According to the London-based Economist Intelligence Unit (EIU), Kenya is Eastern Africa’s most vulnerable country to political and social upheaval that is expected to arise from a long drawn-out global recession.  The index measures vulnerability on a scale of zero (no vulnerability) to 10 (highest vulnerability). Kenya, with a political instability index of 7.5, is ranked the 19th most vulnerable country, far ahead of neighbouring Uganda and Tanzania, which are ranked 63 and 88 respectively.  South Africa, with an instability index of seven, is the 38th most vulnerable State, while Nigeria is 43rd.  The ranking is based on 15 key indicators based on what the report refers to as “underlying” and “economic distress” indices.  Somalia and Western Sahara, two African countries that have no functional governments are considered failed states and are not rated in the survey.

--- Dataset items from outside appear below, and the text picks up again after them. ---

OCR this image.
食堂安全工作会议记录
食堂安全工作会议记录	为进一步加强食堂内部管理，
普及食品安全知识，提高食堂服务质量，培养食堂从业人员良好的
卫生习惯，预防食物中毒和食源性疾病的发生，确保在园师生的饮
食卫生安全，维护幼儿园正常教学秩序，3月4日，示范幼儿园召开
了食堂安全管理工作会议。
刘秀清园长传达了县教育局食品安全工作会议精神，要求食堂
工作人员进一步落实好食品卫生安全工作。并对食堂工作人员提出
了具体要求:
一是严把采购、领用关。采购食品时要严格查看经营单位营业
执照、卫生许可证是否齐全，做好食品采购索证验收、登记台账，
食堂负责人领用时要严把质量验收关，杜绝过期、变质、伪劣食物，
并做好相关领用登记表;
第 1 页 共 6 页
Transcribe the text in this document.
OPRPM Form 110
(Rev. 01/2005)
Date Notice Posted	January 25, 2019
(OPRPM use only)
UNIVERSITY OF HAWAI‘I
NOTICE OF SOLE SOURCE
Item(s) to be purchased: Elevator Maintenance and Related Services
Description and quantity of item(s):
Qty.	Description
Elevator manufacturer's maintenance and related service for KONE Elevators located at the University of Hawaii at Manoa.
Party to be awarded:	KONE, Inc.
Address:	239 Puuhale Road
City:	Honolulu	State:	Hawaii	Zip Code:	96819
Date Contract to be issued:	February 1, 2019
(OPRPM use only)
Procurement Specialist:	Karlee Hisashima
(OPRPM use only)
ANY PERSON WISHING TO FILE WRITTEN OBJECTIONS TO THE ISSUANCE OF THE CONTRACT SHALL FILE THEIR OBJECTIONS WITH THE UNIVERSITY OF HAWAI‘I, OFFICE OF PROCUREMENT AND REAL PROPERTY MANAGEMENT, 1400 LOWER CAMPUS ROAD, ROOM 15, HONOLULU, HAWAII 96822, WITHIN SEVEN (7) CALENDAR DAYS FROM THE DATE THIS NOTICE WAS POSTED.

According to the report, “a stalled constitutional review process, rampant corruption in government and a general breakdown in the rule of law has deepened Kenya’s exposure to social and political tension putting at risk the stability of the coalition government.  The Business Daily further notes that Kenya’s business leaders endorsed the report as a “realistic reflection of the danger that the country faces in wake of incessant political bickering that has dominated the national agenda in the last one year” as economic welfare declined.  “2008’s post poll chaos sent a clear signal that the level of political risk in Kenya is higher than has been indicated. We finally realised that it is possible to descend into the chaos that have over the years dogged neighbouring states with disastrous economic results,” noted Dr. X N Iraki, a strategic management lecturer at the University of Nairobi.